モノを生み出す工作機械に興味があって、大学では自動車づくりに関する研究をしていました。就職活動では、工作機械に関わるメーカーを志望。できれば図面から組立まですべてに関わりたい。そう思って、部分的にしか関われなさそうな大規模メーカーを避け、中規模メーカーに絞って就職先を探した結果、オプトンに出会ったんです。
入社後は機械を触れる部署を希望し、配属されたのがロボットベンダーの組立部門。組立とは、加工した部品や、ロボットの司令部にあたる制御盤などを組み合わせて、電気系統の配線を行う工程です。最初は機械に触れることがただ嬉しくて、夢中になって組立作業を覚えました。でも慣れてくると、だんだんと周りの工程が気になり始めてしまって……。組立だけやっていてはつまらないと、他の工程にも首を突っ込むようになったのはそのころからです。
最初に首を突っ込んだのは調整部門。組み立て終わったロボットベンダーを実際に動かしてパイプ曲げ加工のテストをするなど、出荷前の最終チェックを行う工程です。先輩たちを見て作業を覚えていくうちに、もっと知りたくなって「ここはこうやるんですか?」なんて質問するようになっていました。本来はそんなキャラじゃないんですが、機械のことがもっと知りたかったばかりに、先輩とドンドン話すようになりました。思えばこの時から変わり始めていた気がします。
自分には、
こんなこともできるんだ。
自分の所属部門以外に首を突っ込んでも、オプトンでは誰にも咎められません。むしろ、調整も一通りやったころには「次は据え付けも行くか?」なんて先輩に声をかけてもらい、顧客先の工場に出向いて据え付け作業にも参加するようになりました。たしか、入社2年目の早い時期だったと思います。そんな感じであちこち首を突っ込んでいたら、いつのまにかオプトンの製品について知識が広がり、それを評価されて現在所属する製品保証グループに配属されました。製品保証グループは、自社工場でのロボットベンダーの最終チェックや、顧客先の工場での据え付け、操作方法のレクチャー、マシン稼働後の修理にも対応する部署です。ロボットベンダーがこの段階に来るには、マシンのメカ部分を設計する機械設計部門、機械の電子制御を担う制御盤などを製作するNC制御部門、マシンの動きをプログラミングするソフトウェア開発部門、パイプ曲げ加工のための部品製作に必須の金型製作を担う機械加工部門、それからマシンを組み上げる組立部門など複数の部署の力が必要です。

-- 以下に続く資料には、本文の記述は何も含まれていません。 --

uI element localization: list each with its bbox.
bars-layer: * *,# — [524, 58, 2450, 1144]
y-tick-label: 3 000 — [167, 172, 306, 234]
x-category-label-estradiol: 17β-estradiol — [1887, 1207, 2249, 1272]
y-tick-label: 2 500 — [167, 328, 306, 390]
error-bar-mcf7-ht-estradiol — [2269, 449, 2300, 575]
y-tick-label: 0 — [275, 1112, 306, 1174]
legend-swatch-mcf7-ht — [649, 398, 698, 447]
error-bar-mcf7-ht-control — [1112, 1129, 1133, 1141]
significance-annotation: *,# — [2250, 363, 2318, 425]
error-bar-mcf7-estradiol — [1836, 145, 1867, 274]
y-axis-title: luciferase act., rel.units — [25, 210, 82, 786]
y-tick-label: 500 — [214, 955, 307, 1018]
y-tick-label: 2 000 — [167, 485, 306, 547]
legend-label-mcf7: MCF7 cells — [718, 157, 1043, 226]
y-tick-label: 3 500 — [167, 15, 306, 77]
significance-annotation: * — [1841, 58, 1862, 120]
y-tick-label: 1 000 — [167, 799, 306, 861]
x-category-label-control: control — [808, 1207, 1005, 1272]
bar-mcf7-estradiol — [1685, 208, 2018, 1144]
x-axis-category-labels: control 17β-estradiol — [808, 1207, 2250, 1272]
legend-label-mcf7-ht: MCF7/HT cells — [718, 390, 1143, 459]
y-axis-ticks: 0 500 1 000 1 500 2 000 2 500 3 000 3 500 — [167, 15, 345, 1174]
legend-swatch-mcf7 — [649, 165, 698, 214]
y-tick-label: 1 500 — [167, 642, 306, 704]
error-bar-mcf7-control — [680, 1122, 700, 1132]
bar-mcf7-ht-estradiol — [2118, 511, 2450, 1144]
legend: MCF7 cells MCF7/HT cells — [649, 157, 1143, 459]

製品保証グループでは、最終チェック段階で不具合が発生した場合にすべての工程を分析し、原因を特定することが求められます。僕は不具合が発生した段階で原因箇所の見当をつけるのが得意です。これは、いろいろな部門に首を突っ込んでいたことが役立っているのだと思います。原因を特定したら、担当部門に修正を依頼する。否が応でも社内のいろいろな人と関わるようになりました。